Röstung

Erst die Röstung lässt Kaffee zu dem aromatischen Genussmittel werden, welches wir täglich genießen. Für Geschmack und Bekömmlichkeit spielen neben der Bohnenqualität auch das Röstverfahren, die Röstdauer sowie die Rösttemperatur eine wichtige Rolle. 

In der industriellen Produktion wird der Rohkaffee innerhalb kürzester Zeit (ein bis drei Minuten) bei enormer Hitze von 400°C bis 600°C einer Art „Schockröstung“ unterzogen. Privatröster benötigen hingegen 15 bis 20 Minuten für einen Röstvorgang und überschreiten dabei selten die 230°C. Je länger die Röstzeit, desto stärker kann sich die im Kaffee enthaltene Chlorogensäure abbauen. Deshalb sind Kaffees, welche im traditionellen Langzeitverfahren geröstet wurden, auch deutlich bekömmlicher als andere. 
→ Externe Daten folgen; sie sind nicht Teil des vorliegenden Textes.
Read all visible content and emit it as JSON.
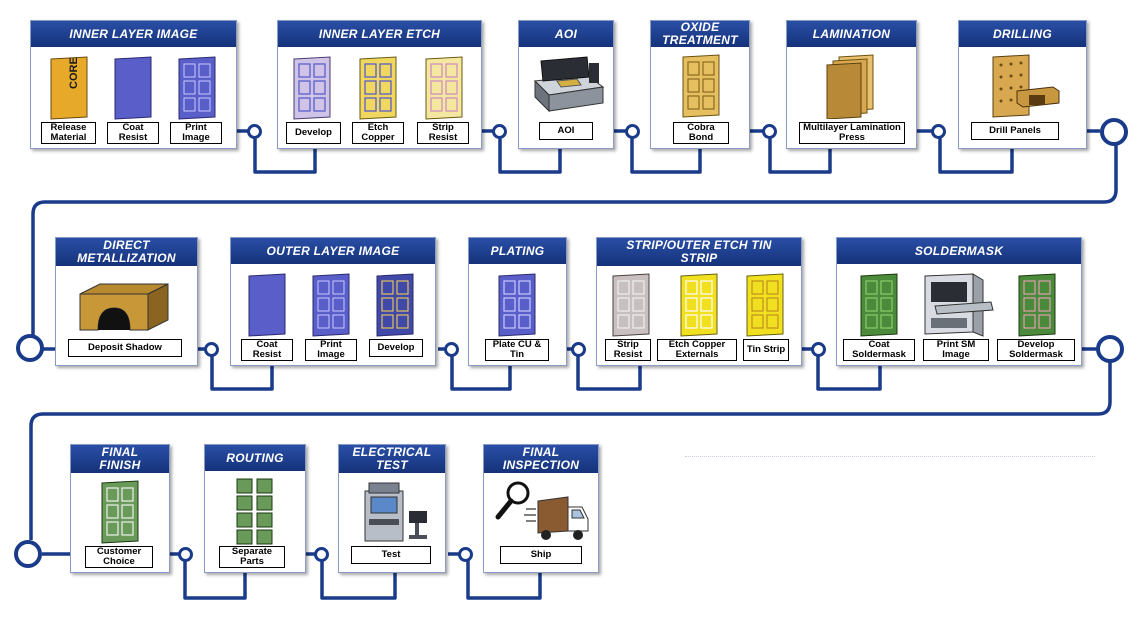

Im Geschmack lassen sich durch die längere Röstdauer ebenfalls gravierende Unterschiede ausmachen. Die 800 bis 1.200 verschiedenen Kaffeearomen entstehen nämlich erst während des Röstvorganges. Es finden chemische Prozesse statt, die eben ihre Zeit benötigen. Im Schnellverfahren werden jedoch aufgrund von Zeitmangel die für die Aromabildung wesentlichen Schritte schlichtweg übersprungen. 

Der Röstmeister muss seine Kaffees genau kennen, um exakt bestimmen zu können wann der Röstvorgang abzubrechen ist. Da es sich bei Kaffee um ein Naturprodukt handelt, verhält sich jede Sorte und auch jede Ernte immer etwas anders. Dies ist ähnlich wie beim Weinanbau.